The Obama administration has signaled what might become a significant shift in the United States' policy toward China. But it has left more questions than it answered -- after a clumsy false start, followed by two days of backing and filling -- about what it really intends to do.
The sputtering began in an unexpected pronouncement last weekend by Timothy Geithner, Obama's new Treasury Secretary. In a preconfirmation statement to lawmakers, Geithner openly accused China of manipulating its currency. And he pledged a new diplomatic offensive to persuade Beijing to stop.
Not surprisingly, the remarks made big headlines. The Bush administration had carefully avoided branding China a currency manipulator, arguing that might dampen Beijing's cooperation on U.S. efforts involving North Korea and Iran. Moreover, China already has let its currency appreciate -- albeit not as much as some critics demand.
A day later, however, the White House backed away from Geithner's statement. White House Press Secretary Robert Gibbs pointedly avoided repeating any of Geithner's words, and cautioned that the administration wouldn't be making any such decisions until April, when the Treasury is required to report to Congress on the currency issue.
Finally, on Tuesday, Secretary of State Clinton suggested the State Department would be taking the reins on U.S.-China policy, and that the currency question would be only a part of it -- a step that would significantly narrow Geithner's role in U.S.-China relations compared to that of his predecessor, Henry Paulson.
The United States needs "a comprehensive dialogue with China" that goes well beyond the Strategic Economic Dialogue talks that Paulson oversaw, Clinton said in a briefing. The economic issue is very important, she added, "but it's not the only aspect of our relationship."
By week's end, there were myriad explanations for the conflicting utterances. Geithner's remarks were (a) merely a reiteration of what Obama himself had said during the campaign; (b) a shot across China's bow signaling a tougher stance later on; (c) a way for Obama to seize the initiative and keep Congress at bay, or (d) a slip-up.

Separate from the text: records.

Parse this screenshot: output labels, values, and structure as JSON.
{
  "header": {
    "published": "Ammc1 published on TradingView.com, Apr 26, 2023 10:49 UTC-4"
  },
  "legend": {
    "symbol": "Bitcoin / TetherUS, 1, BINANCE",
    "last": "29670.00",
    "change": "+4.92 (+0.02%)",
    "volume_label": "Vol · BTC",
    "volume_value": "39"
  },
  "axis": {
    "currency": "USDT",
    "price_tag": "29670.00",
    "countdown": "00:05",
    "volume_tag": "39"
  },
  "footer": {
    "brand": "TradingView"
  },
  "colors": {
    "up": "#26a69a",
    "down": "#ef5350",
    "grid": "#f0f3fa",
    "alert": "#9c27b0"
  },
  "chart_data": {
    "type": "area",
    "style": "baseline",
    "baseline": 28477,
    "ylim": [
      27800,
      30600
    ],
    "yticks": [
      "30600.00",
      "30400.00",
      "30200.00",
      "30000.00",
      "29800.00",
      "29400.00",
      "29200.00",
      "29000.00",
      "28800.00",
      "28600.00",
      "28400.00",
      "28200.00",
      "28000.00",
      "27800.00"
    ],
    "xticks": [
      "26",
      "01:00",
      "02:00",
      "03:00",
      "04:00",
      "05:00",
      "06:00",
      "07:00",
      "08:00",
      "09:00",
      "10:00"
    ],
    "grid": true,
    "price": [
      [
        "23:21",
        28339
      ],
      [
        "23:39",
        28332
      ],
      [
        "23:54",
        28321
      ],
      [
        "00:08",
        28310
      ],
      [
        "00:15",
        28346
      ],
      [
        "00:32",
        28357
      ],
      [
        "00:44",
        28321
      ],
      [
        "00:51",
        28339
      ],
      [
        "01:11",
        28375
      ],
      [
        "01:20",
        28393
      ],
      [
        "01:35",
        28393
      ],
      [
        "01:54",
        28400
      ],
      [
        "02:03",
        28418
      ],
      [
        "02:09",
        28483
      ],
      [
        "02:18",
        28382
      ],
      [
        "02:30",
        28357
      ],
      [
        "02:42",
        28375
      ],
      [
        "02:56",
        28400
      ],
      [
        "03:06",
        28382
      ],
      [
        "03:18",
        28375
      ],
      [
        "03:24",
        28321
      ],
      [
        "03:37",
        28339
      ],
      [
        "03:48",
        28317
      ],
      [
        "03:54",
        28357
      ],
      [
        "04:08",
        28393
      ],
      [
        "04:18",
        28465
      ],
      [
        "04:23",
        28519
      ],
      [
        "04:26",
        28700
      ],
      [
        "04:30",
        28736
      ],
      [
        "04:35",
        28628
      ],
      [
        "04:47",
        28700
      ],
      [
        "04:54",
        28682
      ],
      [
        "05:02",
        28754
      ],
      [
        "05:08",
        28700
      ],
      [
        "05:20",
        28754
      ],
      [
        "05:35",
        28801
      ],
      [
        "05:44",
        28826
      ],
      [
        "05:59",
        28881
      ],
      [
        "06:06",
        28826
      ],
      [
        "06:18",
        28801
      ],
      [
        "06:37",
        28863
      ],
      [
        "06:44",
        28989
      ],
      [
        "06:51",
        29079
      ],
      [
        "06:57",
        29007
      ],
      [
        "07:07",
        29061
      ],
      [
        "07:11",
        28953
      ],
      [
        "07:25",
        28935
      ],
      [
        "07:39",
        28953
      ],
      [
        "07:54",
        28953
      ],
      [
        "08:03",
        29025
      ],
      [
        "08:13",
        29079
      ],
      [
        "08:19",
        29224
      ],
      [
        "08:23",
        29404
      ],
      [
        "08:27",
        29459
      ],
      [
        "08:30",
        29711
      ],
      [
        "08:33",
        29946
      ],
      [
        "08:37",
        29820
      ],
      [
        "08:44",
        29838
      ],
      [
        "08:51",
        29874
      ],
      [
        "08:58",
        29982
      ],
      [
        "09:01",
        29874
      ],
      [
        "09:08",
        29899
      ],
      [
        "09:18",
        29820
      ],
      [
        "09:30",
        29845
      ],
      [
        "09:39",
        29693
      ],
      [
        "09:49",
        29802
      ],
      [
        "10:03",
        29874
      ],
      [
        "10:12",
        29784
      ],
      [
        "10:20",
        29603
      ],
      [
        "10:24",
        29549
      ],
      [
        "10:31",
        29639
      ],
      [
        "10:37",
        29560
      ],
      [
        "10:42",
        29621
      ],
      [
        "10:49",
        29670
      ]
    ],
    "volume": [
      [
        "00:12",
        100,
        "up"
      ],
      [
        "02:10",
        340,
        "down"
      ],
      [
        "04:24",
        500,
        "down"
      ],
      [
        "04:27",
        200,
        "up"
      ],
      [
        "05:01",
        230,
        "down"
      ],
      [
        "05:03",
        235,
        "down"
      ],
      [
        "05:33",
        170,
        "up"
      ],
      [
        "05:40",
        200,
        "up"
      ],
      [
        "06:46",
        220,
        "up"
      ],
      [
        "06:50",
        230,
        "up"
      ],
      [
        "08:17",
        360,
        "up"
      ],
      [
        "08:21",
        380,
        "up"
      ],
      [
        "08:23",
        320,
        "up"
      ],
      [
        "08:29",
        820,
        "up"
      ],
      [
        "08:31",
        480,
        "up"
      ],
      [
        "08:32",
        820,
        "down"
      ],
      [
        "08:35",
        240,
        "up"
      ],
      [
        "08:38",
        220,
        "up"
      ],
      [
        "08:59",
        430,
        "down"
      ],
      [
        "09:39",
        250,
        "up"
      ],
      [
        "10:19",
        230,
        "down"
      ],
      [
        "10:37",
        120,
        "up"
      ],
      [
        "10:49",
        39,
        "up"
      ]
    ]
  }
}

"It looks like another one of these instances where someone in a new administration has said something prematurely," says Harald B. Malmgren, a former top trade official who has followed U.S.-China policy for years. "We still don't know where the Obama administration is going on its China policy, and I don't think they do, either."
To be sure, there's reason for China to be uncertain about Obama's approach. Candidate Obama took more aggressive stands than former President George W. Bush on issues such as human rights and trade, with which the United States has differences with China. And the world is mired in a recession, with unemployment rising, intensifying pressures for action.
By contrast, Bush spent eight years in office trying to gain China's trust and nudge Beijing gently into changing its policies. He even refused to boycott the Beijing Olympics when other countries were pressuring him to do so over China's treatment of Tibet. China valued its relationship with Bush, and has been wary about Obama.
The "currency manipulation" issue is an old one. The United States has long been pressing China to allow the value of the yuan to rise. For years, China tied its currency directly to the dollar, amassing huge trade surpluses. Critics argued that if Beijing let the yuan appreciate, it would slow the flood of imports and make U.S. goods more competitive.
In July 2005, Beijing ended its long-standing practice of tying the value of the yuan directly to the dollar, and linked it instead to a basket of currencies of countries with which it trades. By last autumn, the yuan had gained 20 percent against the dollar -- not as much as some critics wanted to see but substantial by any measure.
The problem is that the global economic crisis has altered the whole U.S.-China economic relationship. With China and the United States in recessions, the big question for both countries isn't currency appreciation but how to stimulate demand at home enough to overcome the slump and reverse the worsening unemployment picture.
"The situation in both countries has changed dramatically," Malmgren says. "China is in terrible trouble now, and we're going to find that all the issues we wanted to talk about -- including whether China is a 'currency manipulator' -- have been overtaken. Compared to last year, it's an entirely new world."
On that note, Obama already is facing new difficulties over a "Buy American" trade provision that lawmakers are writing into the economic stimulus package, which would prohibit the use of the money for buying materials or products made abroad. Although the measure would affect all countries, sponsors are using China as a target in promoting it.
If China and other countries retaliated -- as they almost certainly would -- it would seriously hurt U.S. exports. U.S. corporations are solidly opposing the proposal.
Just how far the Obama administration will go in taking a harder line on China still isn't clear, but the public's understanding plainly wasn't helped by the flurry of conflicting statements last week. "We're still confused about it," Malmgren says.